= Murder in Swedish law =

Swedish legal policy

In Sweden, the following homicide offenses exist:

- Murder (Mord) is defined as an intentional killing and is punishable with imprisonment between 10 and 18 years or life imprisonment. (3-1 § of the Penal Code)
- Manslaughter (Dråp) (roughly corresponds to voluntary manslaughter). It is defined as murder when it is less severe, either due to the circumstances or the crime itself and is punishable by 6 to 10 years. (3-2 §). The law reads: "If, in view of the circumstances that occasioned the act or for some other reason, an offence referred to in Section 1 is considered less serious, the person is guilty of manslaughter and is sentenced [...]"
- Infanticide (Barnadråp) is murder committed by a mother on her child "when, owing to her confinement, she is in a disturbed mental state or in grave distress", punishable with any prison term up to 6 years. (3-3 §)
- Causing the death of another (Vållande till annans död, literally 'causing another's death'). It roughly corresponds to negligent homicide or involuntary manslaughter. The law reads: "A person who causes the death of another person through negligence is guilty of causing the death of another and is sentenced [...]" The punishment for Vållande till annans död is:
  1. A fine (day-fines) if the crime is petty,
  2. Any prison term up to 2 years, or
  3. Any prison term between 1 year and 6 years "if the offence is gross".

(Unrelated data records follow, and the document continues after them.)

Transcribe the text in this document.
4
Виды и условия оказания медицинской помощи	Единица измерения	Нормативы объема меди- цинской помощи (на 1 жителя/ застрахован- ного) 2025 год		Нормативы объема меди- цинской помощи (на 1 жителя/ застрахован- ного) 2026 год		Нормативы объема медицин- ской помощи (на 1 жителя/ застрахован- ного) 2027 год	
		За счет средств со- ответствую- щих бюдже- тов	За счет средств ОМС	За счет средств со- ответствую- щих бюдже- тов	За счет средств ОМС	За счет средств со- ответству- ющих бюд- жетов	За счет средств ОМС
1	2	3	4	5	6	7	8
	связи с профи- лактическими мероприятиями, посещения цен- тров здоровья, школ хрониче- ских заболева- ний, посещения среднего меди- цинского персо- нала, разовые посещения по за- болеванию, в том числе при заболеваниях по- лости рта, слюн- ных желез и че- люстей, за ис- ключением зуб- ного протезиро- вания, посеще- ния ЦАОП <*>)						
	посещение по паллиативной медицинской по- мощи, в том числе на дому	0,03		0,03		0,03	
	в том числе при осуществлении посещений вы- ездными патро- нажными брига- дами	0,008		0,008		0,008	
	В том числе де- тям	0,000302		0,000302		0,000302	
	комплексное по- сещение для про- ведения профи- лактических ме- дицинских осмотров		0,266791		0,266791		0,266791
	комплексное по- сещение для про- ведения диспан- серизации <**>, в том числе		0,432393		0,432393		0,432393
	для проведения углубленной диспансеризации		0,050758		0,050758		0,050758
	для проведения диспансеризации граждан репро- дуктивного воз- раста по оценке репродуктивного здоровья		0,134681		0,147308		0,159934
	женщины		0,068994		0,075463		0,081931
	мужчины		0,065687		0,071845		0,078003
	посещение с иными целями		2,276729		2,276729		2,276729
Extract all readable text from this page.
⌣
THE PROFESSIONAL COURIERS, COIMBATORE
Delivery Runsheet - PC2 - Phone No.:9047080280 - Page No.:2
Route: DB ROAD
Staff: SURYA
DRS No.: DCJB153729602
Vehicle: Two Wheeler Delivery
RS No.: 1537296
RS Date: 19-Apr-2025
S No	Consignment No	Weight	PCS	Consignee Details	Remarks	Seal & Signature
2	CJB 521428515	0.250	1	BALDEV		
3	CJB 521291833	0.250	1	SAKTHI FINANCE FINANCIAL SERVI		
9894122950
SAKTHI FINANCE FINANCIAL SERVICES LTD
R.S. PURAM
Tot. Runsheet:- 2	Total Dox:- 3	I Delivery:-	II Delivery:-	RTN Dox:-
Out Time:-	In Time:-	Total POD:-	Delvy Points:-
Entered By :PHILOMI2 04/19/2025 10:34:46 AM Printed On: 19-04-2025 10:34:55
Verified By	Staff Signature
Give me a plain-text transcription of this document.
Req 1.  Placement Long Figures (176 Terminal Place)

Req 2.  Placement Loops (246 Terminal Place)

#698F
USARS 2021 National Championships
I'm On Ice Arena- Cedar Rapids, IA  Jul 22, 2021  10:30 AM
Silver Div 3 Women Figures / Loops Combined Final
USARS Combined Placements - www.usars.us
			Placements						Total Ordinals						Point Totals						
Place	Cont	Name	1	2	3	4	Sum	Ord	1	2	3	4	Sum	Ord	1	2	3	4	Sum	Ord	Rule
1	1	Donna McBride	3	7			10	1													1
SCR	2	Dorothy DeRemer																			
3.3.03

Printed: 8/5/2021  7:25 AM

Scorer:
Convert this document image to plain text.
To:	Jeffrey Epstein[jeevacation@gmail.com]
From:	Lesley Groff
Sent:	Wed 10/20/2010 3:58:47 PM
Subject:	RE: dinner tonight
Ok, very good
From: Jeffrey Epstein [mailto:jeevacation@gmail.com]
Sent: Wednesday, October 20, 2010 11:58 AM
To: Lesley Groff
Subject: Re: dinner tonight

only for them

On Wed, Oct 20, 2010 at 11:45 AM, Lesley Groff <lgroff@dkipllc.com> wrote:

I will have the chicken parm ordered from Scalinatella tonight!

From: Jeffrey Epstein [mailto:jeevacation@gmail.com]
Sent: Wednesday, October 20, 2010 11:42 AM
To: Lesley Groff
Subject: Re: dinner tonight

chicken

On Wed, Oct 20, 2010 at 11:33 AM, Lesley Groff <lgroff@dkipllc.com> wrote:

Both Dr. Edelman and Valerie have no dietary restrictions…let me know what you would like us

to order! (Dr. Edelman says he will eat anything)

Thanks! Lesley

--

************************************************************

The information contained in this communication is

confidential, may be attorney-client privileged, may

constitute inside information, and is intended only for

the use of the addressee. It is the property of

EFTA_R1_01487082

Any person under 18 (but not under the age of 15) is sentenced as a ratio of what an adult would receive. Furthermore, people under 15 may be convicted of crimes, but not subject to legal punishment.

==Murder==
The most serious offense of intentional homicide in Sweden in murder (Mord). Its understanding and punishment have evolved over the time. Currently the law reads:

 Section 1

A person who takes the life of another person is guilty of murder and is sentenced to imprisonment for a fixed term of at least ten and at most eighteen years, or for life. As grounds for life imprisonment, particular consideration is given to whether the act was preceded by careful planning, was characterised by particular cunning, aimed to promote or conceal other offences, involved severe suffering for the victim or was otherwise particularly ruthless.

In Sweden, the maximum punishment for any offense is life imprisonment (see Life imprisonment in Sweden), which is available as a punishment for the most aggravated forms of murder. Capital punishment in Sweden was abolished for all crimes committed during peacetime on 30 June 1921 and for all crimes, including those committed in time of war, on 1 January 1973. The last person executed in Sweden was Johan Alfred Ander, who was executed for a murder during the course of a robbery in 1910.